Yet, after Sox9 could be detected in intrahepatic bile ducts at embryonic day 16.5, the source of hepatocyte differentiation switched from Sox9-negative hepatoblasts to the Sox9-positive cells from within the developing biliary tree—the adult
scenario. For those not working in the field in 1985, or indeed some older hepatologists with short memories, Gershom Zajicek published his “streaming liver” hypothesis in that year.22 Basically, it stated that hepatocytes were produced near the portal areas and migrated centripetally toward the hepatic veins where they underwent 5-Fluoracil concentration a cell death process. The hypothesis was based on a pulse-chase analysis made on a group of normal rats injected with the DNA substrate tritiated thymidine; as time progressed the average distance of the labeled hepatocytes from the portal areas increased, hence they “streamed”.

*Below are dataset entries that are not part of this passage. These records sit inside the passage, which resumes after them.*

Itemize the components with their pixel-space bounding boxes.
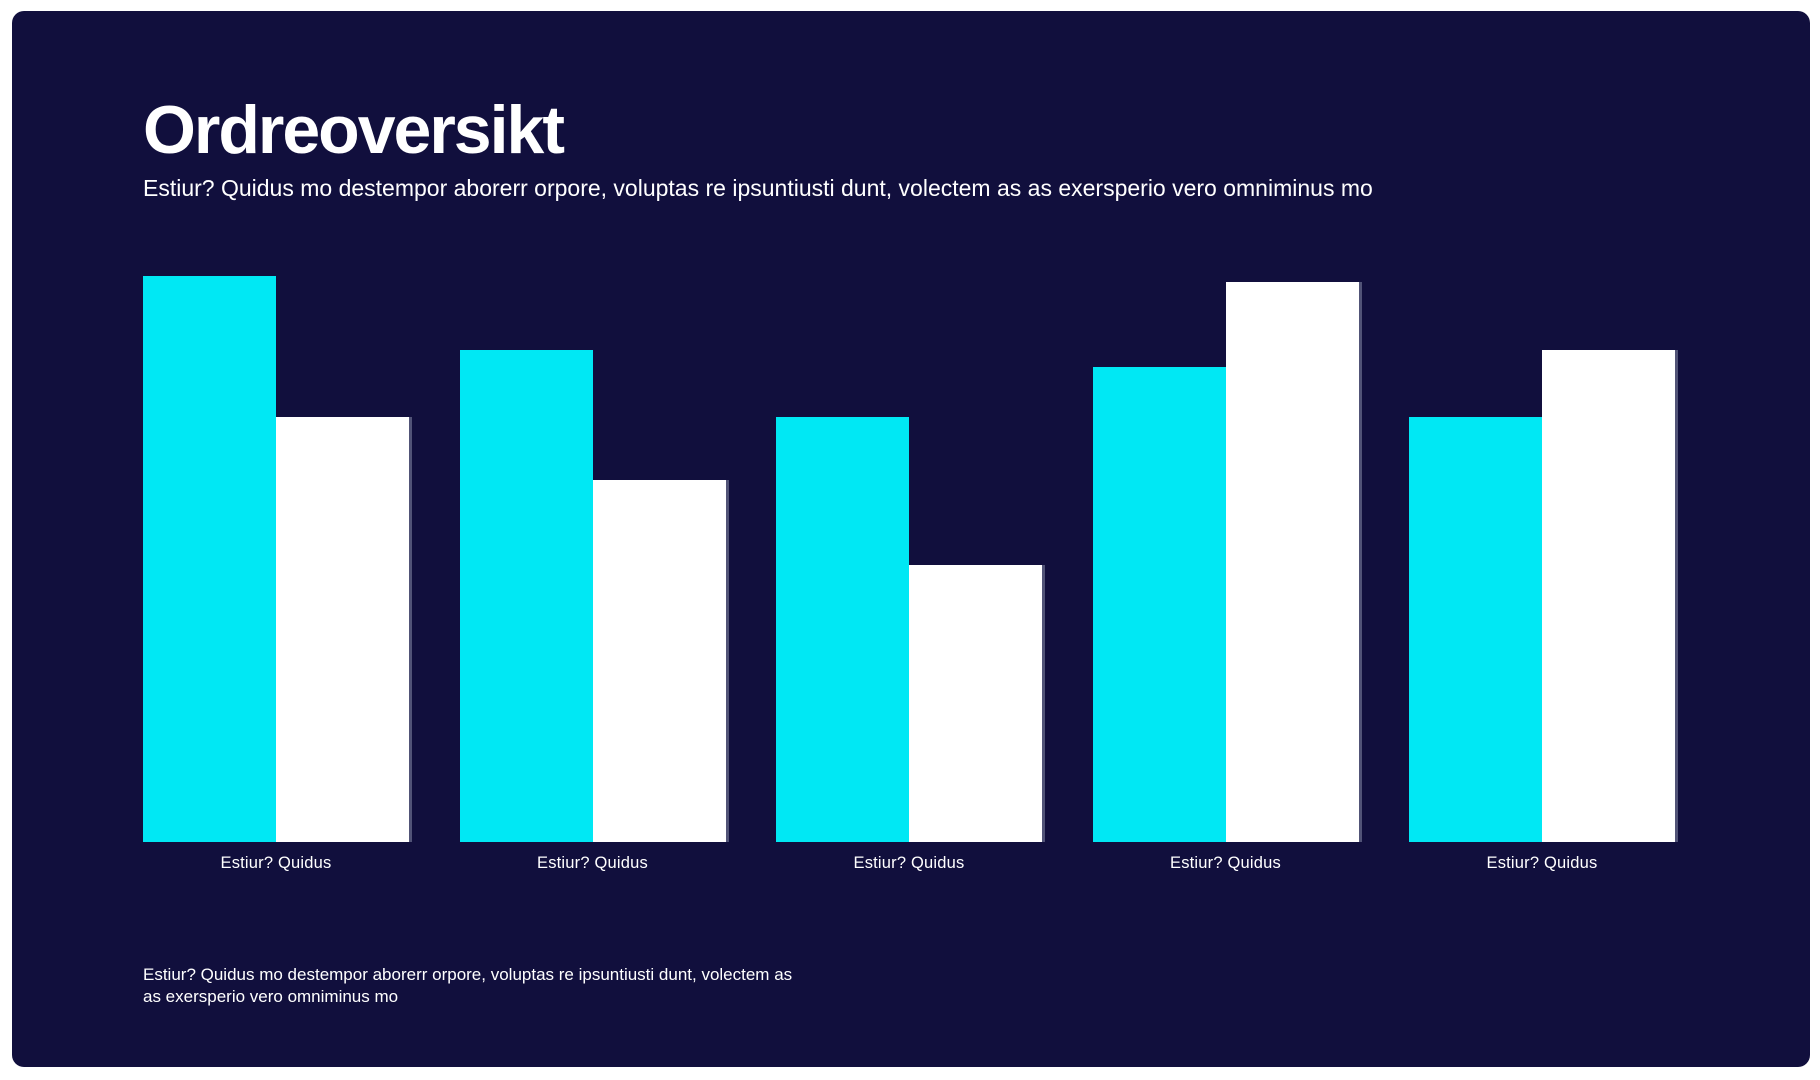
bar-white-series — [1225, 282, 1359, 842]
bar-chart — [143, 276, 1678, 842]
bar-white-series — [909, 565, 1042, 842]
category-labels-row: Estiur? Quidus Estiur? Quidus Estiur? Quid… — [143, 854, 1678, 878]
bar-cyan-series — [1409, 417, 1542, 842]
bar-cyan-series — [1092, 367, 1226, 842]
bar-white-series — [592, 480, 726, 842]
bar-group — [776, 276, 1042, 842]
category-label: Estiur? Quidus — [1169, 854, 1282, 872]
footer-note: Estiur? Quidus mo destempor aborerr orpo… — [143, 965, 793, 1006]
slide-card: Ordreoversikt Estiur? Quidus mo destempo… — [12, 11, 1810, 1067]
page-title: Ordreoversikt — [143, 92, 565, 168]
bar-group — [459, 276, 726, 842]
bar-group — [1092, 276, 1359, 842]
bar-group — [143, 276, 409, 842]
category-label: Estiur? Quidus — [1486, 854, 1598, 872]
category-label: Estiur? Quidus — [536, 854, 649, 872]
bar-white-series — [276, 417, 409, 842]
bar-white-series — [1542, 350, 1675, 842]
bar-cyan-series — [459, 350, 593, 842]
category-label: Estiur? Quidus — [853, 854, 965, 872]
bar-cyan-series — [143, 276, 276, 842]
bar-group — [1409, 276, 1675, 842]
category-label: Estiur? Quidus — [220, 854, 332, 872]
page-subtitle: Estiur? Quidus mo destempor aborerr orpo… — [143, 175, 1373, 201]
bar-cyan-series — [776, 417, 909, 842]
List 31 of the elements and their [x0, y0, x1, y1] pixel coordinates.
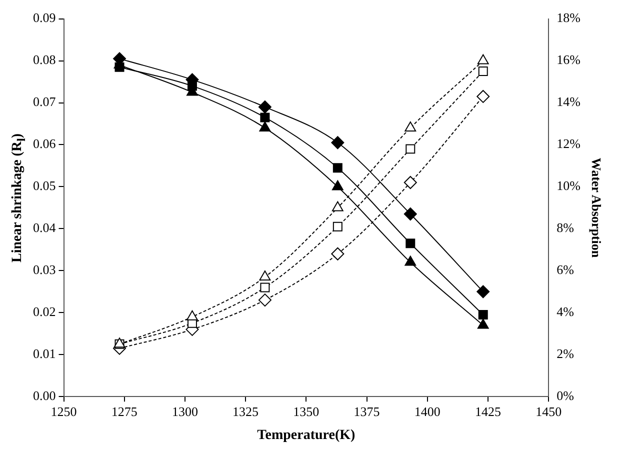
x-tick-label: 1300	[172, 404, 198, 419]
x-tick-label: 1275	[111, 404, 138, 419]
y-tick-label: 0.04	[33, 220, 56, 236]
y2-tick-label: 2%	[556, 346, 574, 362]
y2-tick-label: 12%	[556, 136, 581, 152]
y-tick-label: 0.05	[33, 178, 56, 194]
x-tick-label: 1350	[293, 404, 320, 419]
x-tick-label: 1325	[232, 404, 259, 419]
y-tick-label: 0.07	[33, 94, 56, 110]
y-tick-label: 0.00	[33, 388, 56, 404]
x-tick-label: 1450	[536, 404, 562, 419]
y-tick-label: 0.06	[33, 136, 56, 152]
y2-tick-label: 10%	[556, 178, 581, 194]
y2-axis-title: Water Absorption	[588, 158, 604, 258]
y2-tick-label: 16%	[556, 52, 581, 68]
x-tick-label: 1400	[414, 404, 440, 419]
y-tick-label: 0.08	[33, 52, 56, 68]
y2-tick-label: 8%	[556, 220, 574, 236]
y-tick-label: 0.02	[33, 304, 56, 320]
y2-tick-label: 6%	[556, 262, 574, 278]
y2-tick-label: 18%	[556, 10, 581, 26]
y2-tick-label: 4%	[556, 304, 574, 320]
x-tick-label: 1425	[474, 404, 501, 419]
y-tick-label: 0.03	[33, 262, 56, 278]
x-axis-title: Temperature(K)	[257, 428, 356, 444]
y-tick-label: 0.01	[33, 346, 56, 362]
x-tick-label: 1375	[354, 404, 380, 419]
x-tick-label: 1250	[50, 404, 77, 419]
y2-tick-label: 0%	[556, 388, 574, 404]
y-tick-label: 0.09	[33, 10, 56, 26]
y2-tick-label: 14%	[556, 94, 581, 110]
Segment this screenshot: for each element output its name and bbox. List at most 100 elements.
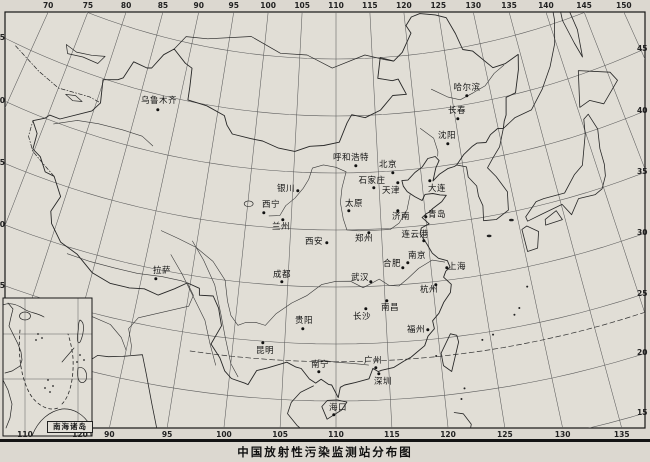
station-dot	[396, 181, 400, 185]
station-dot	[369, 280, 373, 284]
left-axis-label: 35	[0, 158, 5, 168]
station-label: 青岛	[427, 209, 447, 220]
station-dot	[374, 366, 378, 370]
top-axis-label: 110	[328, 1, 344, 10]
top-axis-label: 90	[193, 1, 204, 10]
top-axis-label: 105	[294, 1, 310, 10]
bottom-axis-label: 130	[554, 429, 571, 439]
left-axis-label: 45	[0, 33, 5, 43]
station-dot	[281, 218, 285, 222]
station-dot	[377, 372, 381, 376]
station-dot	[401, 266, 405, 270]
top-axis-label: 125	[430, 1, 447, 10]
station-dot	[422, 239, 426, 243]
right-axis-label: 40	[637, 105, 648, 115]
inset-axis-label: 120	[72, 429, 88, 439]
station-dot	[296, 189, 300, 193]
right-axis-label: 25	[637, 288, 648, 298]
station-dot	[367, 231, 371, 235]
station-label: 西安	[304, 236, 324, 247]
station-label: 成都	[272, 269, 292, 280]
station-dot	[364, 307, 368, 311]
station-label: 深圳	[373, 376, 393, 387]
station-label: 石家庄	[358, 175, 386, 186]
top-axis-label: 150	[615, 1, 632, 10]
station-dot	[156, 108, 160, 112]
top-axis-label: 100	[260, 1, 276, 10]
bottom-axis-label: 115	[384, 429, 400, 439]
station-label: 北京	[378, 159, 398, 170]
bottom-axis-label: 120	[440, 429, 456, 439]
top-axis-label: 80	[120, 1, 132, 10]
station-label: 郑州	[354, 233, 374, 244]
station-label: 长春	[447, 105, 467, 116]
station-dot	[301, 327, 305, 331]
top-axis-label: 70	[42, 1, 54, 10]
right-axis-label: 20	[637, 348, 648, 358]
top-axis-label: 135	[501, 1, 517, 10]
station-label: 济南	[391, 211, 411, 222]
station-dot	[396, 209, 400, 213]
station-label: 南京	[407, 250, 427, 261]
station-label: 拉萨	[152, 265, 172, 276]
right-axis-label: 45	[637, 43, 648, 53]
bottom-axis-label: 100	[216, 429, 232, 439]
station-dot	[426, 328, 430, 332]
inset-axis-label: 110	[17, 429, 33, 439]
station-label: 南昌	[380, 302, 400, 313]
station-label: 南宁	[310, 359, 330, 370]
station-dot	[261, 341, 265, 345]
station-dot	[354, 164, 358, 168]
bottom-axis-label: 95	[161, 429, 173, 439]
bottom-axis-label: 110	[328, 429, 344, 439]
station-label: 合肥	[382, 258, 402, 269]
station-dot	[385, 299, 389, 303]
bottom-axis-label: 125	[497, 429, 513, 439]
inset-title-box: 南海诸岛	[47, 421, 93, 433]
top-axis-label: 95	[228, 1, 239, 10]
station-label: 广州	[363, 355, 383, 366]
station-dot	[456, 117, 460, 121]
station-dot	[424, 215, 428, 219]
station-dot	[446, 142, 450, 146]
top-axis-label: 75	[82, 1, 94, 10]
left-axis-label: 30	[0, 219, 5, 229]
station-label: 银川	[276, 183, 296, 194]
station-dot	[445, 266, 449, 270]
station-dot	[154, 277, 158, 281]
top-axis-label: 140	[538, 1, 554, 10]
station-dot	[465, 94, 469, 98]
station-dot	[332, 413, 336, 417]
station-dot	[262, 211, 266, 215]
station-label: 上海	[447, 261, 467, 272]
bottom-axis-label: 105	[272, 429, 288, 439]
station-dot	[280, 280, 284, 284]
right-axis-label: 15	[637, 408, 648, 418]
bottom-axis-label: 135	[613, 429, 630, 439]
station-dot	[347, 209, 351, 213]
station-dot	[391, 171, 395, 175]
station-dot	[406, 261, 410, 265]
station-label: 太原	[344, 198, 364, 209]
station-dot	[372, 186, 376, 190]
station-label: 长沙	[352, 311, 372, 322]
top-axis-label: 120	[396, 1, 412, 10]
left-axis-label: 25	[0, 280, 5, 290]
right-axis-label: 30	[637, 228, 648, 238]
station-dot	[428, 179, 432, 183]
station-label: 兰州	[271, 221, 291, 232]
station-label: 贵阳	[294, 315, 314, 326]
station-dot	[317, 370, 321, 374]
station-label: 大连	[427, 183, 447, 194]
station-label: 武汉	[350, 272, 370, 283]
station-label: 杭州	[419, 284, 439, 295]
station-label: 哈尔滨	[453, 82, 481, 93]
station-label: 西宁	[261, 199, 281, 210]
station-label: 连云港	[401, 229, 429, 240]
station-label: 昆明	[255, 345, 275, 356]
top-axis-label: 115	[362, 1, 378, 10]
right-axis-label: 35	[637, 167, 648, 177]
left-axis-label: 40	[0, 96, 5, 106]
top-axis-label: 130	[465, 1, 482, 10]
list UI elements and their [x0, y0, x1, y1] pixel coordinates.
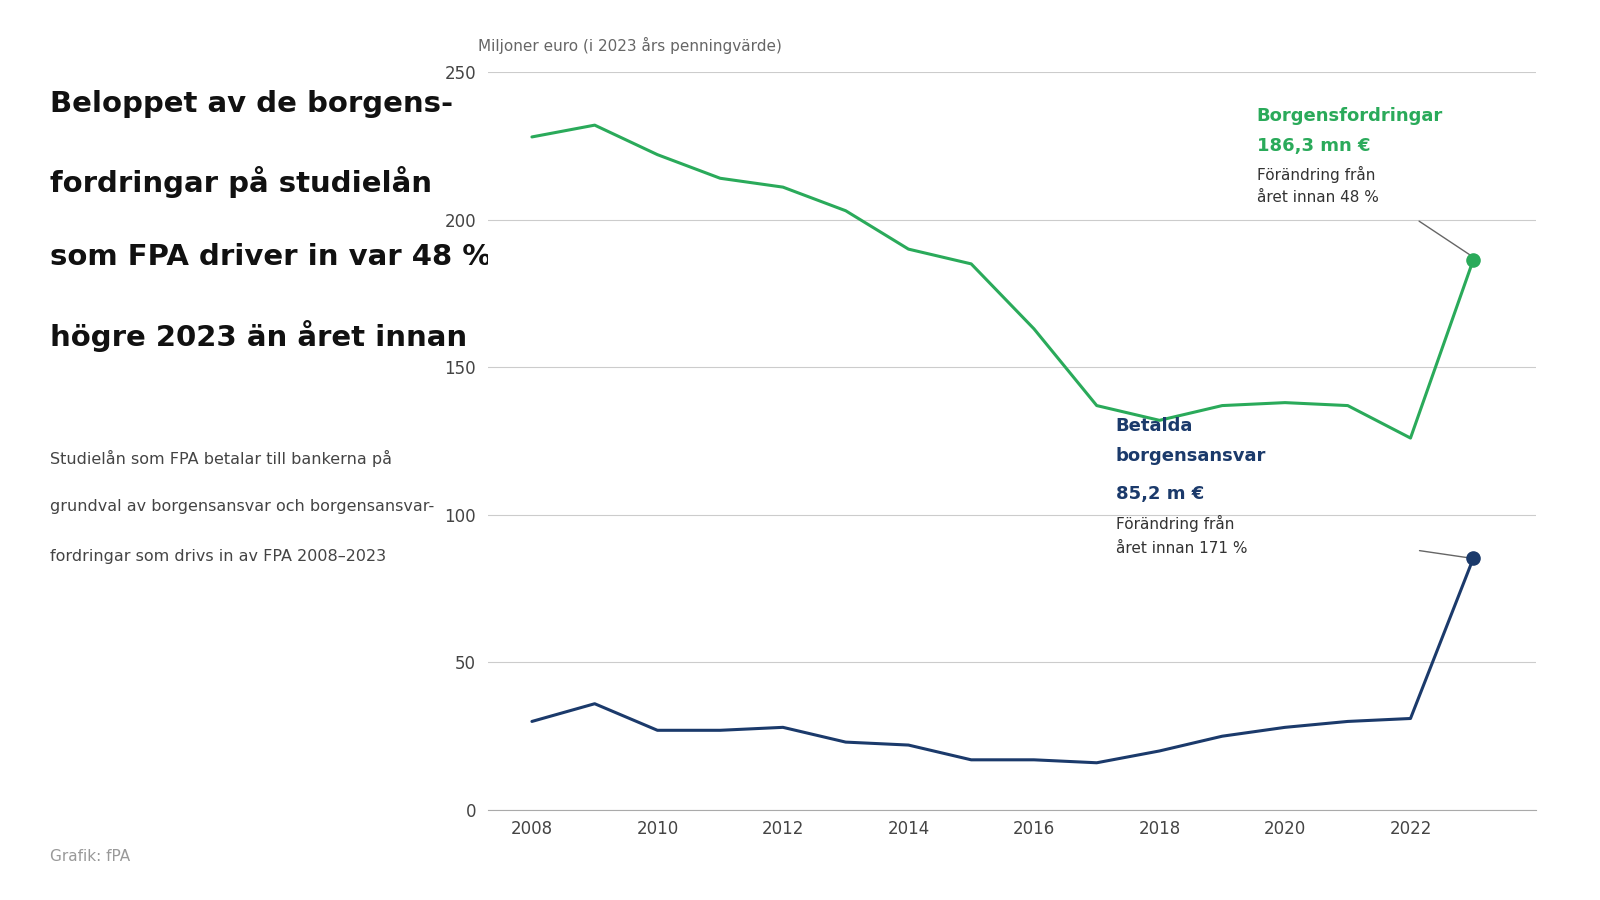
Text: Förändring från: Förändring från	[1256, 166, 1374, 184]
Text: Borgensfordringar: Borgensfordringar	[1256, 107, 1443, 125]
Text: högre 2023 än året innan: högre 2023 än året innan	[50, 320, 467, 352]
Text: borgensansvar: borgensansvar	[1115, 447, 1266, 465]
Text: året innan 48 %: året innan 48 %	[1256, 190, 1379, 205]
Text: fordringar på studielån: fordringar på studielån	[50, 166, 432, 199]
Point	[1461, 253, 1486, 267]
Text: Studielån som FPA betalar till bankerna på: Studielån som FPA betalar till bankerna …	[50, 450, 392, 467]
Text: 186,3 mn €: 186,3 mn €	[1256, 137, 1370, 155]
Text: 85,2 m €: 85,2 m €	[1115, 485, 1203, 503]
Text: som FPA driver in var 48 %: som FPA driver in var 48 %	[50, 243, 491, 271]
Point	[1461, 552, 1486, 566]
Text: Betalda: Betalda	[1115, 418, 1194, 436]
Text: grundval av borgensansvar och borgensansvar-: grundval av borgensansvar och borgensans…	[50, 500, 434, 515]
Text: året innan 171 %: året innan 171 %	[1115, 542, 1246, 556]
Text: Miljoner euro (i 2023 års penningvärde): Miljoner euro (i 2023 års penningvärde)	[477, 37, 781, 54]
Text: fordringar som drivs in av FPA 2008–2023: fordringar som drivs in av FPA 2008–2023	[50, 549, 386, 564]
Text: Grafik: fPA: Grafik: fPA	[50, 849, 130, 864]
Text: Förändring från: Förändring från	[1115, 515, 1234, 532]
Text: Beloppet av de borgens-: Beloppet av de borgens-	[50, 90, 453, 118]
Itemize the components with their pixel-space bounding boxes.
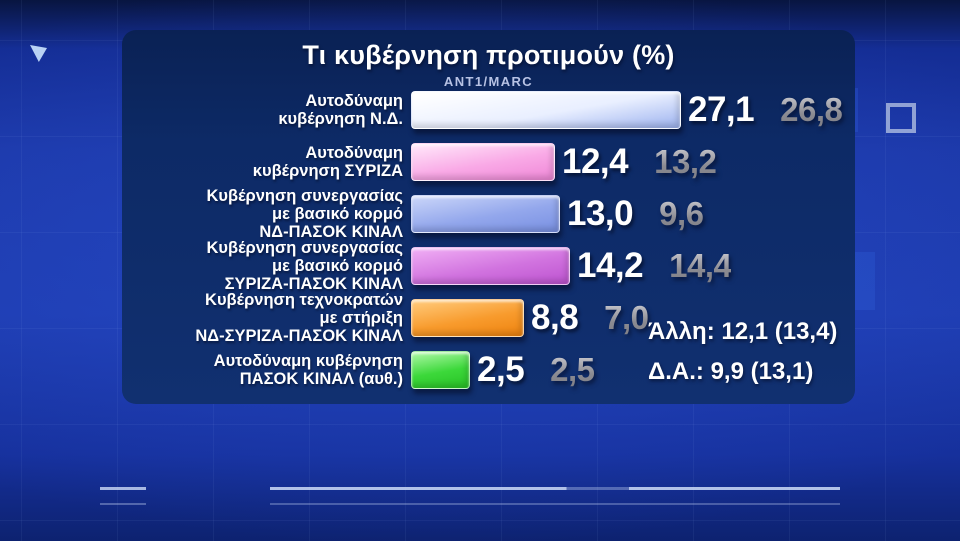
bar-value-current: 2,5 [477, 350, 525, 389]
annotation-other: Άλλη: 12,1 (13,4) [648, 318, 838, 345]
chart-panel: Τι κυβέρνηση προτιμούν (%) ΑΝΤ1/MARC Αυτ… [122, 30, 855, 404]
bar-label: Αυτοδύναμη κυβέρνηση Ν.Δ. [278, 92, 403, 128]
bar-row: Κυβέρνηση τεχνοκρατών με στήριξη ΝΔ-ΣΥΡΙΖΑ… [122, 291, 855, 345]
bar-value-previous: 26,8 [780, 91, 843, 128]
chart-source: ΑΝΤ1/MARC [443, 74, 534, 89]
bar-label: Αυτοδύναμη κυβέρνηση ΠΑΣΟΚ ΚΙΝΑΛ (αυθ.) [213, 352, 403, 388]
chart-annotations: Άλλη: 12,1 (13,4) Δ.Α.: 9,9 (13,1) [648, 312, 837, 392]
bar-chart: Αυτοδύναμη κυβέρνηση Ν.Δ. 27,1 26,8 Αυτοδύνα… [122, 84, 855, 396]
bar [411, 299, 524, 337]
bar [411, 351, 470, 389]
bar-value-previous: 9,6 [659, 195, 704, 232]
corner-triangle-icon [30, 45, 47, 62]
bar-row: Αυτοδύναμη κυβέρνηση Ν.Δ. 27,1 26,8 [122, 84, 855, 136]
bar-row: Αυτοδύναμη κυβέρνηση ΣΥΡΙΖΑ 12,4 13,2 [122, 136, 855, 188]
bar-value-previous: 7,0 [604, 299, 649, 336]
bar-row: Κυβέρνηση συνεργασίας με βασικό κορμό ΣΥΡΙ… [122, 239, 855, 293]
bar [411, 91, 681, 129]
decor-line [270, 487, 840, 490]
square-outline-icon [886, 103, 916, 133]
bar-label: Κυβέρνηση τεχνοκρατών με στήριξη ΝΔ-ΣΥΡΙΖΑ… [195, 291, 403, 345]
bar [411, 143, 555, 181]
bar-row: Κυβέρνηση συνεργασίας με βασικό κορμό ΝΔ-Π… [122, 187, 855, 241]
bar [411, 247, 570, 285]
bar [411, 195, 560, 233]
bar-label: Κυβέρνηση συνεργασίας με βασικό κορμό ΝΔ-Π… [206, 187, 403, 241]
annotation-undecided: Δ.Α.: 9,9 (13,1) [648, 358, 814, 385]
bar-value-previous: 14,4 [669, 247, 732, 284]
bar-row: Αυτοδύναμη κυβέρνηση ΠΑΣΟΚ ΚΙΝΑΛ (αυθ.) 2,… [122, 344, 855, 396]
bar-value-current: 13,0 [567, 194, 634, 233]
bar-label: Κυβέρνηση συνεργασίας με βασικό κορμό ΣΥΡΙ… [206, 239, 403, 293]
bar-label: Αυτοδύναμη κυβέρνηση ΣΥΡΙΖΑ [252, 144, 403, 180]
bar-value-current: 14,2 [577, 246, 644, 285]
bar-value-current: 12,4 [562, 142, 629, 181]
decor-line [100, 503, 146, 505]
decor-line [100, 487, 146, 490]
bar-value-previous: 13,2 [654, 143, 717, 180]
decor-line [270, 503, 840, 505]
chart-title: Τι κυβέρνηση προτιμούν (%) [302, 40, 675, 70]
bar-value-current: 8,8 [531, 298, 579, 337]
bar-value-previous: 2,5 [550, 351, 595, 388]
bar-value-current: 27,1 [688, 90, 755, 129]
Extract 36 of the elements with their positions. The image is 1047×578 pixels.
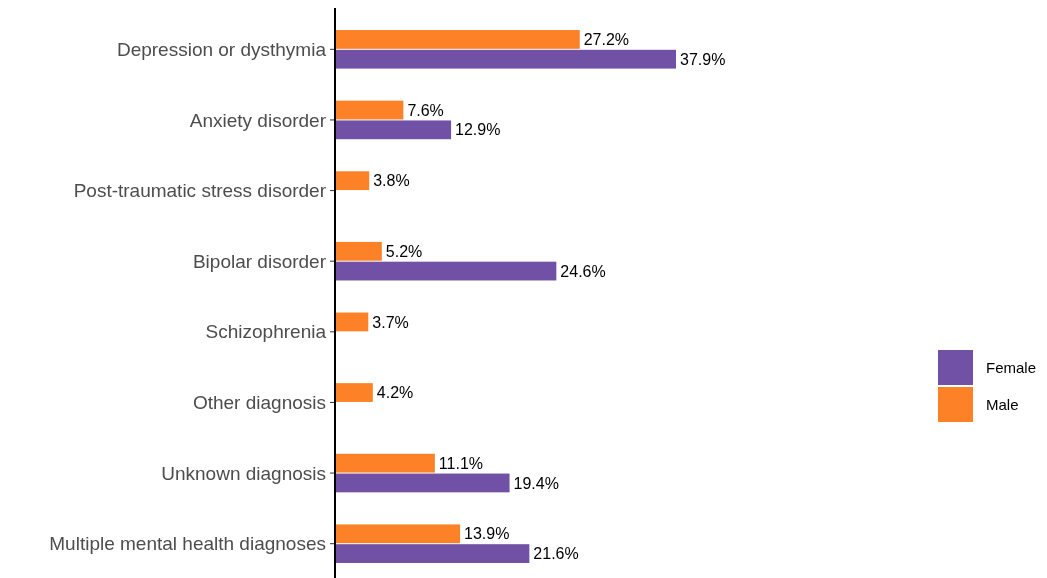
bar	[335, 49, 676, 69]
bar	[335, 100, 404, 120]
data-label: 27.2%	[583, 31, 630, 49]
bar	[335, 524, 461, 544]
data-label: 3.7%	[372, 313, 409, 331]
data-label: 11.1%	[438, 454, 484, 472]
data-label: 21.6%	[533, 545, 579, 563]
bar	[335, 312, 369, 332]
y-tick-label: Schizophrenia	[205, 321, 327, 343]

These experiments were often criticized on technical grounds, mainly because tritiated thymidine could be released from dead cells, e.g., bone marrow cells, and then be reused by cells synthesizing DNA at later time points; hence, the experiment was not a true pulse-chase. So, although lacking a little in modern-day sophistication, Zajicek’s hypothesis appears essentially correct, with elegant lineage tracing in the study by Furuyama et al.21 adding the fact that biliary epithelial cells are also the MCE main instigators of physiological liver replacement—in essence, establishing a new paradigm of liver homeostasis. However, it is still unclear, as in oval Belnacasan in vivo cell reactions, if all cells within the intrahepatic biliary tree are potential hepatocyte progenitors, or whether this property is confined to a subpopulation. Only time will tell. “
“A 61-year-old Japanese woman suffered from a small, painful, subcutaneous nodule on the sole of her foot that was 10 mm across in diameter during pegylated interferon (PEG IFN) and ribavirin (RBV) combination therapy for chronic hepatitis C. Skin biopsy revealed multiple non-caseating granulomas composed
of epithelioid histiocytes with multinucleate giant cells, which was consistent with sarcoidosis. Ophthalmologic examination revealed uveitis. Thoracic computed tomography (CT) showed multiple bilateral hilar lymphadenopathies and a diffuse micronodular interstitial pattern of the lungs. Genetic analysis indicated a probable homozygous haplotype of A*02:01-C*15:02-B*51:01-DRB1*16:02-DQB1*05:02 in human leukocyte antigen regions. The patient was observed carefully without any additional medication because no significant systemic symptoms were noted. Combination therapy was continued for 2 months afterwards. She was asymptomatic for over 3 years of follow up, and repeated hematological and biological investigations and chest CT showed improvement.